According to analyses of government data and interviews with more than 60 former and current federal officials, during our present administration there has been a sharp decline in financial penalties against banks and big companies accused of malfeasance. While many Republican officials have by and large welcomed the change, many others are concerned that taking a much softer approach toward banks could lead to reckless profits at any cost behaviors.
The jury is out. But the deregulation of the banking industry continues. Just this month the Federal Reserve announced one of the most significant rollbacks of bank rules since President Trump took office with a proposal for looser capital and liquidity requirements for large U.S. lenders.
Their latest proposal is a significant step in the march back from the tight controls imposed after the 2008 financial crisis. Congress earlier this year passed a bill which raised the level at which banks are considered “too big to fail” to $250 billion.
Addressing deregulation concerns, Federal Reserve Chairman Jerome Powell stated that “Congress and the American people rightly expect us to achieve an effective and efficient regulatory regime that keeps our financial system strong and protects our economy, while imposing no more burden than is necessary.”
The Fed does now has more discretion and their proposal supposedly takes advantage of greater oversight authority to review how complex a firm may be or how connected it is to the broader financial system as other factors in deciding how onerous or prescriptive a bank should be regulated.
The draft proposal divides financial firms into four new categories based on a variety of risk factors, including international activity, off-balance-sheet exposure and reliance on short-term wholesale funding.
Lael Brainard, a member of the Fed Board of Governors, voted against the proposal and argues the proposal goes well beyond what Congress intended and raises the risk that American taxpayers will be on the hook again. “I see little benefit to the institutions or the system from the proposed reduction in core resilience that could justify the increased risk to financial stability and the taxpayer,” he said.
His objections were echoed by Better Markets President and CEO Dennis Kelleher who said the Fed’s actions are “unjustified” and “unwise” so late in the business cycle following a $1.5 trillion tax cut and a massive government spending bill; “Deregulating some of the largest banks in the country will make the financial system less safe, less stable and less protected from another crash.”
In a prior article I quoted Matthew Yglesias who believes that, while one move is not a huge deal, several other regulatory provisions that are in place to safeguard against another financial debacle and TBTF taking over once again are also going by the wayside. He states that “Republicans are sowing the seeds of the next financial crisis.”
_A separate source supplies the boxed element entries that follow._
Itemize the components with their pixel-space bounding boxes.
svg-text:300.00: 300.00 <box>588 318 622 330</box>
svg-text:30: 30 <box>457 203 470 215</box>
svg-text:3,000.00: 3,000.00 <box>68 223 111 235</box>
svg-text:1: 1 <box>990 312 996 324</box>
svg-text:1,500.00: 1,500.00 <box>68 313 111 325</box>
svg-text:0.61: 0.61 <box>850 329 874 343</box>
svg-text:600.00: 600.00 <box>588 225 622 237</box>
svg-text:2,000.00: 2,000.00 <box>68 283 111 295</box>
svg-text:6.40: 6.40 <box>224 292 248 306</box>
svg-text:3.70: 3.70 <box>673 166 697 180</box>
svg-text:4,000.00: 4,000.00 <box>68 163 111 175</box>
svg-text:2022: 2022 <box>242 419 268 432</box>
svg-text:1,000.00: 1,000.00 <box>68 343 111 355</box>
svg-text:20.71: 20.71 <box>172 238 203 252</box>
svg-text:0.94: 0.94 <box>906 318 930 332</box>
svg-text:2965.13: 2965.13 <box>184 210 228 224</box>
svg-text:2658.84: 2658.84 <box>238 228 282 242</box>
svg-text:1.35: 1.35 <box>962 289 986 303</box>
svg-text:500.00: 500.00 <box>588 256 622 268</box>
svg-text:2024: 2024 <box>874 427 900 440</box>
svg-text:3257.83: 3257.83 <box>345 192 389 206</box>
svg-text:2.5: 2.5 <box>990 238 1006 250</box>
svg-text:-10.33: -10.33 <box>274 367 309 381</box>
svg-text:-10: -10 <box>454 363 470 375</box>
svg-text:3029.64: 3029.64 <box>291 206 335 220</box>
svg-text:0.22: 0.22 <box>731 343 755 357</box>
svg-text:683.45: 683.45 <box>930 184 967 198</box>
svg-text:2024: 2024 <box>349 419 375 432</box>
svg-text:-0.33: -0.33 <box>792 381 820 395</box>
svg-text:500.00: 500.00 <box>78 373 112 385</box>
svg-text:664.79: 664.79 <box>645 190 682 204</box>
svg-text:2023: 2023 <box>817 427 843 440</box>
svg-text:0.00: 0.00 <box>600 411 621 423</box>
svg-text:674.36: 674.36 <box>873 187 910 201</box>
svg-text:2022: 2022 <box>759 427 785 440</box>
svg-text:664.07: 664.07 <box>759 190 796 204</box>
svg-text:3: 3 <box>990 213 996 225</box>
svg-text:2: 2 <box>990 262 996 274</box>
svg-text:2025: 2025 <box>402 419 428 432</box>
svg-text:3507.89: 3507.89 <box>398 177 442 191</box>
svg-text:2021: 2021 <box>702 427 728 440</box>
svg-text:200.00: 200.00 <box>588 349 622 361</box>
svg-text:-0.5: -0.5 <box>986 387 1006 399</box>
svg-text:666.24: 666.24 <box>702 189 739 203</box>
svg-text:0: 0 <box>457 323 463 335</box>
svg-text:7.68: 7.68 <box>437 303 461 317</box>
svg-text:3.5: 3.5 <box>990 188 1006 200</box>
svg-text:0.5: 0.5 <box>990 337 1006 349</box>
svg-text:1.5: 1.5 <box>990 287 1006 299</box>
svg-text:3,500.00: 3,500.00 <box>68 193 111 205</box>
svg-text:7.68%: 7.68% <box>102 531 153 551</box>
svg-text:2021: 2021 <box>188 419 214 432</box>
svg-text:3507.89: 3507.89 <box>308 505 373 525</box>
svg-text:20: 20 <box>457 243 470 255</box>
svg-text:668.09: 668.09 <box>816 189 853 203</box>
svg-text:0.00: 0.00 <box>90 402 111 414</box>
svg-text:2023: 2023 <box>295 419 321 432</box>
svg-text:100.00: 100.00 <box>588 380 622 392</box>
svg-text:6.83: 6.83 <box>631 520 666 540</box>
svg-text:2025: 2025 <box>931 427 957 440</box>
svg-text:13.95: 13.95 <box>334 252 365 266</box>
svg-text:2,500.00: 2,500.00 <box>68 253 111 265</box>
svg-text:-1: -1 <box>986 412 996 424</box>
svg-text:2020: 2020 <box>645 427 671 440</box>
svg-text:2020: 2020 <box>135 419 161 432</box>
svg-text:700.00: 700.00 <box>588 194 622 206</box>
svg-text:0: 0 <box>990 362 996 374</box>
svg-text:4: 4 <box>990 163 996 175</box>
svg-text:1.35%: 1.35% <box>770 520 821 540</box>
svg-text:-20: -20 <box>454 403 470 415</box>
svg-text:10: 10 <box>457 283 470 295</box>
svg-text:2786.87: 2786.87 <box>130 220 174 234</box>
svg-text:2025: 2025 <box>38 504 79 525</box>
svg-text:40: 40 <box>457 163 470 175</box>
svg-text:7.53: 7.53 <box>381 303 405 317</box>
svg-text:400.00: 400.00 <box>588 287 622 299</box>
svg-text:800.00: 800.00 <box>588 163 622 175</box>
David Dayen, the author of Chain of Title: How Three Ordinary Americans Uncovered Wall Street’s Great Foreclosure Fraud, also warns us that the present administration’s zeal for financial deregulation could lead to an economic crisis. Mr. Dayen backs up his premise with by the findings of a new International Monetary Fund working paper, published in January, which provides empirical support for the idea that increasing large-scale bank deregulation actually helps precipitate a financial crisis.
The paper, a brilliant synopsis and examination of boom-to-bust cycles by economist Jihad Dagher looks at ten financial crises going back 300 years. And Dagher draws some frightening parallels with current events, noting that in each of the ten financial cycles studied deregulation accelerated dramatically in the time leading up to the next financial crisis.
Dragher indicts governments in all of the countries cited for amplifying the costs of the resulting crises by significant deregulation which inevitably leads to the next financial crisis. He says we “too often look at financial institutions as the cause of crashes, and of course, they play a role. But the relationship between politics and financial system performance needs much more scrutiny… Preventing the next crisis involves more than just an understanding of how the existing regulations failed, but also why they failed.”
Yes, obviously I am concerned about the increased zeal for banking deregulation. The 2008 financial crisis was to a large degree caused by too much of a loosening of financial regulations (one example here), which led to a market free for all of anything goes. The price of that deregulation was too high. Are we heading down that same road again?